Generally what you want in C and Objective-C is to use the second form and include the explicit void to indicate that the function should take no arguments. However, it's more common in C++ to use the first form because it's equivalent and shorter.
I was asked a very interesting question during a C interview: How can you implement a function f() in such a way that it can only be called from a particular g() function. If a function other than g() tries to call f() it would result in a compiler error.
At first, I though this could be done with function pointers and I could get close to blocking the call at runtime. But I was not able to think of a compile time strategy. I don't even know if this is possible using ansi C.
Does anyone have any idea?
Here's one way:
int f_real_name(void)
{
...
}
#define f f_real_name
int g(void)
{
// call f()
}
#undef f
// calling f() now won't work
Another way, if you can guarantee that f() and g() are the only functions in the file, is to declare f() as static.
EDIT: Another macro trick to cause compiler errors:
static int f(void) // static works for other files
{
...
}
int g(void)
{
// call f()
}
#define f call function
// f() certainly produces compiler errors here
Put g() and f() in the same module, and declare f() as static. The static keyword makes f() available only to functions in the same module, or source file.
You might also want to mention that no other methods should be allowed in the module with f() and g(), otherwise they could call f().
PS - I really think Chris Lutz' answer is actually the best. It mentions this approach, but also a clever macro renaming that works with fewer environmental conditions (does not require the module file specifically for these two functions).
Note also that with a macro, you could do the following:
#define f() f_should_not_be_called_by_anything_except_g
Which would present a nice error message, and auto-completers (like Visual Studio) would show that tip when the user types f().

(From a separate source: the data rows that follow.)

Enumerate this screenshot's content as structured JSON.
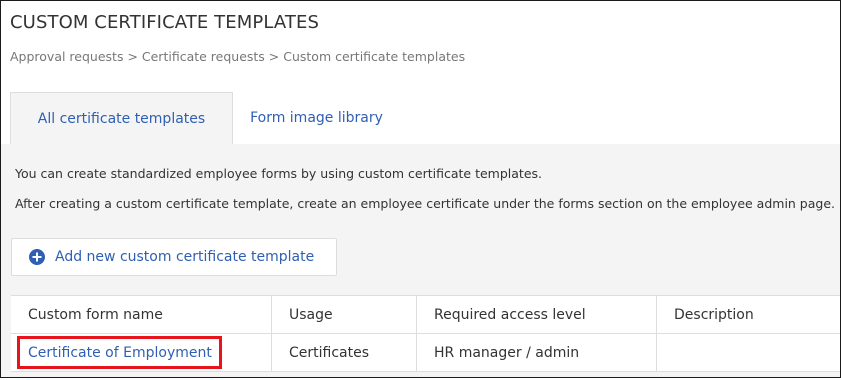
{
  "page": {
    "title": "CUSTOM CERTIFICATE TEMPLATES",
    "breadcrumb": "Approval requests > Certificate requests > Custom certificate templates"
  },
  "tabs": [
    {
      "label": "All certificate templates",
      "active": true
    },
    {
      "label": "Form image library",
      "active": false
    }
  ],
  "info": {
    "line1": "You can create standardized employee forms by using custom certificate templates.",
    "line2": "After creating a custom certificate template, create an employee certificate under the forms section on the employee admin page."
  },
  "add_button": {
    "label": "Add new custom certificate template",
    "icon": "plus-circle-icon"
  },
  "table": {
    "columns": [
      "Custom form name",
      "Usage",
      "Required access level",
      "Description"
    ],
    "rows": [
      {
        "name": "Certificate of Employment",
        "usage": "Certificates",
        "access_level": "HR manager / admin",
        "description": ""
      }
    ]
  },
  "colors": {
    "link": "#2f5fb3",
    "highlight": "#e8141c",
    "content_bg": "#f4f4f4",
    "border": "#dddddd"
  }
}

You can make module-private functions with the static keyword:
static void func(void)
{
// ...
}
Then, func() can only be called by other functions defined in the same file (technically, the same translation unit: other functions whose definitions are included by a #include directive can still access it). func is said to have internal linkage. All other functions (that is, without the static keyword) are said to have external linkage.
Beyond that, no, there is no way to make functions inaccessible. You can use macros to change the name of the function, but other code can always still access it with the appropriate name.
Place f() and g() in the same source file, declare f() static.
An option for GCC is to use nested functions. While it's not standard C, it works quite well.
It is only possible coincidentally.
If functions f() and g() are both in the same source file, and there are no other functions in the file, and if g() never returns the function pointer to f() to any of its callers, then making f() static will do the job.
If other functions must appear in the same source file, placing f() at the bottom of the file as a static function, and only defining g() immediately after it would achieve more or less the same effect - though if you didn't tell the compiler to generate errors on 'missing declarations' other functions could call it with warnings.
#include <stdio.h>
extern void g(void); /* in a header */
/* Other functions that may not call f() go here */
static void f(void)
{
puts("X");
}
void g(void)
{
f();
}
Clearly, this technique cannot be extended reliably to another pair of functions in the same file - x() and y() - such that x() and only x() can call y() while g() and only g() can call f() at the same time.
However, normally you would rely on the programmers' discipline and simply make f() static in the source file, along with a comment that only g() may call it, and then discipline anyone who modifies the code so that a function other than g() calls f().
You could implement f() as a macro and let the pre-compiler handle it:
#include <stdio.h>
#define f(s) printf("Hello %s!\n", s);
void g(char * w) {
f(w);
}
#undef f
int main(void) {
/* f() calls will produce an undefined reference to 'f' linker error */
g("World");
return(0);
}
In this way, there is no other exposed function and no need for a static function.